One of Huang’s favorite things to draw is the mandala, a Sanskrit word loosely-translated to mean a circle and representing the universe. Huang’s portfolio includes dozens of mandalas, either on their own or incorporated into another creation.

“I’m very drawn to mandalas because I see them as being infinite,” Huang says. “They represent cycles of life, and there’s no real beginning or end. I always try to express that concept, even though it’s often not always easy to explain.”

Although Huang has been drawing since childhood, he prefers wood to paper or any other type of canvas. Even when he sells replicated prints of his work on his website, he says wood has always been and will always be his preferred medium, and so each project begins there.

“I’ve grown to love wood because there’s just something about it that really speaks to me,” Huang says, adding that he really enjoys following the grains in the wood.

Boulder-based Chris Huang prefers wood over any other material for his drawings.
Boulder-based Chris Huang prefers wood over any other material for his drawings. Chris Huang

In reflecting on his work, Huang says his favorite pieces are always those he is working on at the time. Although if he had to choose work he’s most proud of, he says it would probably be a series he did that was focused on underground, featuring hearts and roots that brought together living things above and below the ground. The series, called Connections, included some of his favorite pieces and his most-used theme — the connection between humans and the earth.

“I love some of the early stuff I did,” Huang says. “There was one series that showed underground images and demonstrated the connection of plants and trees and expressed the whole theme of my work.
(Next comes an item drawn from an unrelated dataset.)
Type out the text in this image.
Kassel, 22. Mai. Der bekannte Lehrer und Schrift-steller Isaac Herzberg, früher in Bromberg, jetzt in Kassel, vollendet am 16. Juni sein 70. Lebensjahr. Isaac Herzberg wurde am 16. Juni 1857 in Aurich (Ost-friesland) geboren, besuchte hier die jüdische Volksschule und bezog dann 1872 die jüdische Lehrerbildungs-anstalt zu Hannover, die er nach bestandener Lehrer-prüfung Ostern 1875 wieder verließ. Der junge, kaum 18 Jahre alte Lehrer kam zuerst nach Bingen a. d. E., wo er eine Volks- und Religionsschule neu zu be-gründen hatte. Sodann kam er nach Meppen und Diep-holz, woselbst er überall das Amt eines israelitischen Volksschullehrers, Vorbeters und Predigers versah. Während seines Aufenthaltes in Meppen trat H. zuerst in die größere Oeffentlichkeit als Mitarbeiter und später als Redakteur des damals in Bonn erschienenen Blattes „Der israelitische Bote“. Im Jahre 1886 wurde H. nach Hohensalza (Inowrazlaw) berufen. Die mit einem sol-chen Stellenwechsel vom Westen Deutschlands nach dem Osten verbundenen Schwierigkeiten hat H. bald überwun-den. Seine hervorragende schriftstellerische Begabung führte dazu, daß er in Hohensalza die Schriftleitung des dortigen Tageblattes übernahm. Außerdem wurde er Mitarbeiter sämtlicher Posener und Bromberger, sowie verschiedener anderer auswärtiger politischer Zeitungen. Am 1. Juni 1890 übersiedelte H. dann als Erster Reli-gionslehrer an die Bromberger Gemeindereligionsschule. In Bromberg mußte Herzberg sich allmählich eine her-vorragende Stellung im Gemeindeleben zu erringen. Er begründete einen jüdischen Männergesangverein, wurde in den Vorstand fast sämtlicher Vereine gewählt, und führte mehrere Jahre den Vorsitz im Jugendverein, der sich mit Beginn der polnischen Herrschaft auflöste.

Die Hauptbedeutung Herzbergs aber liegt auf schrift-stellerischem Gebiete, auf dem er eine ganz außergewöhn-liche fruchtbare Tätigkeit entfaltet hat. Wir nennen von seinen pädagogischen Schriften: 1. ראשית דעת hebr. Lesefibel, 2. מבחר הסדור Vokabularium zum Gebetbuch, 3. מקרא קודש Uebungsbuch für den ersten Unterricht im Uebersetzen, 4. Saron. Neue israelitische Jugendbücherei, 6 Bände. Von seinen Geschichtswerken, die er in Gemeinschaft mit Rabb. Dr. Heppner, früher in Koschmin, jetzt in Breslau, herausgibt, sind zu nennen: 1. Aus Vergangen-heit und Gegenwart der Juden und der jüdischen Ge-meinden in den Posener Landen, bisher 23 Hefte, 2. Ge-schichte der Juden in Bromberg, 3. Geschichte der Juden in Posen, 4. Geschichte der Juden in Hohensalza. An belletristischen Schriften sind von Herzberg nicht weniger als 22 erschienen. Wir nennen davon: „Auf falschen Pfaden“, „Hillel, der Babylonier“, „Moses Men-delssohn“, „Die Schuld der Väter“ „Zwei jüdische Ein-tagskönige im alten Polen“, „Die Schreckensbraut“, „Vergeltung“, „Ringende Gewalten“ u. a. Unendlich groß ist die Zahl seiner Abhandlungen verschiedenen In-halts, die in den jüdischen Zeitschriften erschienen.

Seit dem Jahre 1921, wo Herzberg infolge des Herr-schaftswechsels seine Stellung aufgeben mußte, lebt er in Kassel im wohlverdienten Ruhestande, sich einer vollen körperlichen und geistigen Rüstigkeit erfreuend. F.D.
Several pieces that I did in this series were significant for me to make.”

Huang’s work is split down the middle with commissioned pieces he makes for friends and customers, and those he makes for himself. He adds that he’s never at a shortage for ideas of what he plans to create, and he is enjoying the opportunity to collaborate and trade ideas with fellow artists. In the past, Huang has worked with friends to create wooden furniture, and currently he is working on multiple new projects.

“I just did some work with a friend where I used ink to draw on wooden bows he had created,” Huang says. “I have some woodburning coming up, and I’m excited because it’s something I’ve never done before. I’m looking forward to seeing how it comes out.”

Huang recently invested a lot of time in building a new website to showcase his portfolio and sell his work. Although his artwork is not currently showing in any galleries, his work can be found on the walls of The Farm Recreational Marijuana Dispensary in Boulder. Additionally, he holds a pop-up show about once a year at Rising Tide Tattoo Emporium.

He can also be found in North Boulder at Juniper Books, where he spends his time buried in custom book collections, planning out what wood piece he’ll create next.